Creato il 07 agosto 2012 da Ciro_pastore

TRASPORTO PUBBLICO LOCALE: UN BIGLIETTO DI SOLA ANDATA E SENZA RITORNO?

TRASPORTO PUBBLICO LOCALE: UN BIGLIETTO DI SOLA ANDATA E SENZA RITORNO?

La reintroduzione del biglietto aziendale “a corsa unica” non basta per difendersi dai tagli nazionali e regionali

In questi giorni, impazza sui media locali l’ultima fantasiosa trovata politico - manageriale che tenta di dare soluzione ai problemi del TPL in Campania. A partire da gennaio 2013, infatti, le singole aziende potranno emettere nuovamente biglietti validi soltanto sulla propria rete ed incassarne tutti i proventi. Proverò, e spero di riuscirci, a dimostrarvi come si tratti di una falsa soluzione ad un problema complesso che merita ben altri interventi.

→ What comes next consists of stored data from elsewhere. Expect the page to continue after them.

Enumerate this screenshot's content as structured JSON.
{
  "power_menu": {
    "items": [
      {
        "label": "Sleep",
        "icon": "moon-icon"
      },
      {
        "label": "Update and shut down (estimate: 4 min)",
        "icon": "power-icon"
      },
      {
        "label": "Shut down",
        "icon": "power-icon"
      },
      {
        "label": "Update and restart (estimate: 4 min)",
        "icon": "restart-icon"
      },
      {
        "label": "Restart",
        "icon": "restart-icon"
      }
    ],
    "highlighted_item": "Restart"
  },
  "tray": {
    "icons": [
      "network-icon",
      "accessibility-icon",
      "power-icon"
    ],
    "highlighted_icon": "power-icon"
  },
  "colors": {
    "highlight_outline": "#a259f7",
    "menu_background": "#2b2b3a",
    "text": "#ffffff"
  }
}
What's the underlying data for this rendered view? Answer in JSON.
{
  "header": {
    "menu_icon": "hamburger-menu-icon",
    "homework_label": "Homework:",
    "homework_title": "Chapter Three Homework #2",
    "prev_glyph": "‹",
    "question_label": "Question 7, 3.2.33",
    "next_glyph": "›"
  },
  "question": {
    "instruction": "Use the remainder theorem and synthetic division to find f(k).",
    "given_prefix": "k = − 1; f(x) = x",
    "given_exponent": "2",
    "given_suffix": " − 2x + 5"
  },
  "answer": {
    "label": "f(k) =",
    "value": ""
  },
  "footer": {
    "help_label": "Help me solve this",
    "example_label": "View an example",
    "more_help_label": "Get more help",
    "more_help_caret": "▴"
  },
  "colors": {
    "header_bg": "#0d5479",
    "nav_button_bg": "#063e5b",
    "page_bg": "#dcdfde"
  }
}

  Innanzitutto, si dimentica che la situazione economico-finanziaria del trasporto pubblico locale italiano va verso un rapido collasso, visto che i recenti provvedimenti inclusi nel Decreto sulla Speding Review tagliano ulteriormente i fondi. Inoltre, a peggiorare il quadro complessivo, c’è l'incertezza del sistema normativo, con le continue oscillazioni tra orientamenti normativi pro-liberalizzazione e comportamenti pratici degli enti locali tendenti a sostenere i monopoli pubblici esistenti. La recente sentenza della Corte Costituzionale, poi, fa nascere la necessità di un profondo riassetto del comparto, che preveda politiche di accompagnamento all'apertura del mercato alla concorrenza, consentendo la ristrutturazione e riorganizzazione delle aziende. In Campania, invece, il timido ed incerto percorso con cui è proceduta finora la riorganizzazione industriale, non ha condotto, ad un sostanziale miglioramento della produttività da parte delle aziende erogatrici del servizio. Di conseguenza, non abbiamo assistito ad alcun tipo di riorganizzazione dell’offerta finalizzato ad eliminare le consistenti duplicazioni, ancora esistenti. Nessuna razionalizzazione dell’offerta ha visto la luce ed i bacini di traffico sono ancora disegnati sulle vecchie e costose logiche territoriali basate su vetusti monte-chilometri, unico reale parametro organizzativo delle aziende. Contemporaneamente, stiamo assistendo ad una brusca frenata degli investimenti per l’ammodernamento delle flotte; anzi, queste sono sempre più obsolete e senescenti a causa della carenza di liquidità da destinare alle manutenzioni. Diventa a questo punto impellente mettere in campo un riassetto profondo del comparto, per evitare l’implosione delle aziende, la drastica riduzione dell’offerta di servizi per i cittadini e l’inevitabile conseguenza di drastici ridimensionamenti occupazionali/retributivi.
A livello politico, l’Assessore Vetrella si muove in maniera schizofrenica. Egli passa da un iperattivismo decisionista, intervenendo fin troppo nella stretta operatività delle singole aziende; parallelamente, mostra una incerta volontà di programmazione di lungo periodo che, nel suo disegno, dovrebbe condurre ad una consistente privatizzazione del TPL. Riguardo a questo obiettivo, il pendolo normativo oscilla ampiamente, fin dalla riforma Burlando del 1997, con tentativi - sempre abortiti - di liberalizzazione del settore. A quindici anni di distanza dall’avvio del processo, però, l’obiettivo non è stato sinora conseguito. A mio modesto parere, le liberalizzazioni sono possibili (ed utili per la collettività), soltanto nel caso in cui si apra alla concorrenza un settore nel quale l’attuale monopolista genera già profitti, da distribuire tra i cittadini (che risparmiano) e le imprese nuove entranti (che otterrebbero subito utili). Come tutti sanno, invece, il TPL è un settore in cui si registrano perdite economiche strutturali, visto che i corrispettivi pubblici (derivanti dai contratti di servizio) e gli introiti da traffico non bastano a compensare gli sprechi e le diseconomie determinate dal sistema formato dall’inestricabile intreccio composto da mondo sindacale, rete dei fornitori e tessuto politico locale. Sistema che, nel suo complesso, resta ancora interessato a perpetuare un controllo politico (e non manageriale) sulle aziende.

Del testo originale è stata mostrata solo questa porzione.